It’s only been two weeks since David Gaither was named chief of staff to Gov. Tim Pawlenty. But the race to fill the first-term Republican state senator’s seat in District 43 is already taking shape.
The results of a special election will determine the successor to Gaither’s western suburban district that includes Plymouth and part of Minnetonka. So far, no special election date has been set, according to a spokesman for Secretary of State Mary Kiffmeyer.
But candidates have already made plans to have their names on the eventual ballot.
Plymouth Mayor Judy Johnson, who was already running for state House as a Republican, registered her candidacy for the state Senate seat last week.
On the DFL side, two candidates have entered the race. Minnetonka Planning Commission member Terri Bonoff filed her candidacy shortly before the news that Gaither would leave to become Pawlenty’s chief of staff. A couple days ago, Minnetonka City Councilman Tony Wagner announced his candidacy.
Transportation issues are on candidates’ minds, with traffic along highways in the west metro experiencing frequent gridlock. The candidates are also talking about another type of gridlock, the political kind, as memories linger of this year’s partial government shutdown.
After Plymouth Republican Rep. Jeff Johnson announced he was running for state attorney general, Judy Johnson, who is unrelated, launched a candidacy for the House. She was visible during the 2005 legislative session, advocating for cities as the president of the League of Minnesota Cities (LMC).
As LMC president, she supported an increase in the state motor fuels tax to pay for transportation improvements. While the price of gasoline has increased noticeably this summer and fall, she said she still sees the wisdom of adding revenue to pay for transportation.
“It actually costs more to do nothing,” Johnson said.
Bonoff is a former marketing executive who was featured in Time magazine after she decided, in 1999, to stay at home with her children. As co-chairwoman of the Hopkins School District Legislative Action Coalition, she made frequent trips to the state Capitol last session to push for more education funding in the 2006-2007 state budget.

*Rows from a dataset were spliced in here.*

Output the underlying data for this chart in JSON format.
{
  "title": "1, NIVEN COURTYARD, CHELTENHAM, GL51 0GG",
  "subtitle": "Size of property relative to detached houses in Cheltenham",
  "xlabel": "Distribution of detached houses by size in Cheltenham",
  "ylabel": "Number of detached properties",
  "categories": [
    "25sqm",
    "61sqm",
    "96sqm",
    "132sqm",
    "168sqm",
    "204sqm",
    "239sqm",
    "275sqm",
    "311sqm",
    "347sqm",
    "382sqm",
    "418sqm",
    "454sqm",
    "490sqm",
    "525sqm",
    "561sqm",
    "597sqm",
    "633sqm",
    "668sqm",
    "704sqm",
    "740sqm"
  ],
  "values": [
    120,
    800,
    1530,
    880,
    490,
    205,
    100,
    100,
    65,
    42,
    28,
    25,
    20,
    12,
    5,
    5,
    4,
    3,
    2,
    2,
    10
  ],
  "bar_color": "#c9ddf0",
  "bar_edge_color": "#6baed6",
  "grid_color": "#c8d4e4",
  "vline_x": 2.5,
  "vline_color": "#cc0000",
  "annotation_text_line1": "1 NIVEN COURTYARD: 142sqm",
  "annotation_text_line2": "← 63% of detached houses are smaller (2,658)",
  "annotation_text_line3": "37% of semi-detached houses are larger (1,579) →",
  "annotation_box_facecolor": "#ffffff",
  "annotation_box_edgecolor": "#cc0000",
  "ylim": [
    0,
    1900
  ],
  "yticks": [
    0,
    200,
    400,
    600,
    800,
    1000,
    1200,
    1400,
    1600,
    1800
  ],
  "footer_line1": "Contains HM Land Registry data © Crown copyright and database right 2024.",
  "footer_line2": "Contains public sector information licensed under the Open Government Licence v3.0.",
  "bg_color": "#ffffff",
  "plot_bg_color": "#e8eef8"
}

Bonoff filed her candidacy with the state Campaign Finance and Public Disclosure Board on the Tuesday before Gaither was assigned his new job.
She describes herself as a moderate and supports a gas tax increase for transportation projects. She said she will abide by the DFL endorsement scheduled for Oct. 8.
“I have been concerned about the fighting and the bickering and that the majority’s voice isn’t being heard,” Bonoff said.
Wagner, who is director of business development at Minnetonka-based Carlson Wagonlit Travel, was first elected to the Minnetonka City Council in 2003. His term expires January 2008.
A phone call to Wagner wasn’t immediately returned.
District 43 has been Republican territory in the state Legislature. When Gaither was elected in 2002, he received 54 percent of the vote, while his DFL challenger received 34 percent and an Independence Party candidate received 11 percent.
Recent presidential election results in the district, however, suggest the GOP doesn’t have a lock on the area. President Bush beat Al Gore by less than 2 percent in 2000, with Green Party candidate Ralph Nader getting almost 4 percent of the vote.
The district was narrowly divided again in the 2004 presidential election when Democrat John Kerry received 50 percent and edged out Bush’s 49 percent.
The DFL made an inroad into neighboring Minnetonka’s House District 42A in the 2004 general election when Maria Ruud pulled off an upset over then-Republican Rep. Peter Adolphson.
Clint Faust, District 43 DFL chairman, said he likes his party’s chances in the special election.
“I think it’s excellent. John Kerry won this district. We are looking at two solid candidates that will run great campaigns against the Republican-endorsed candidate,” Faust said.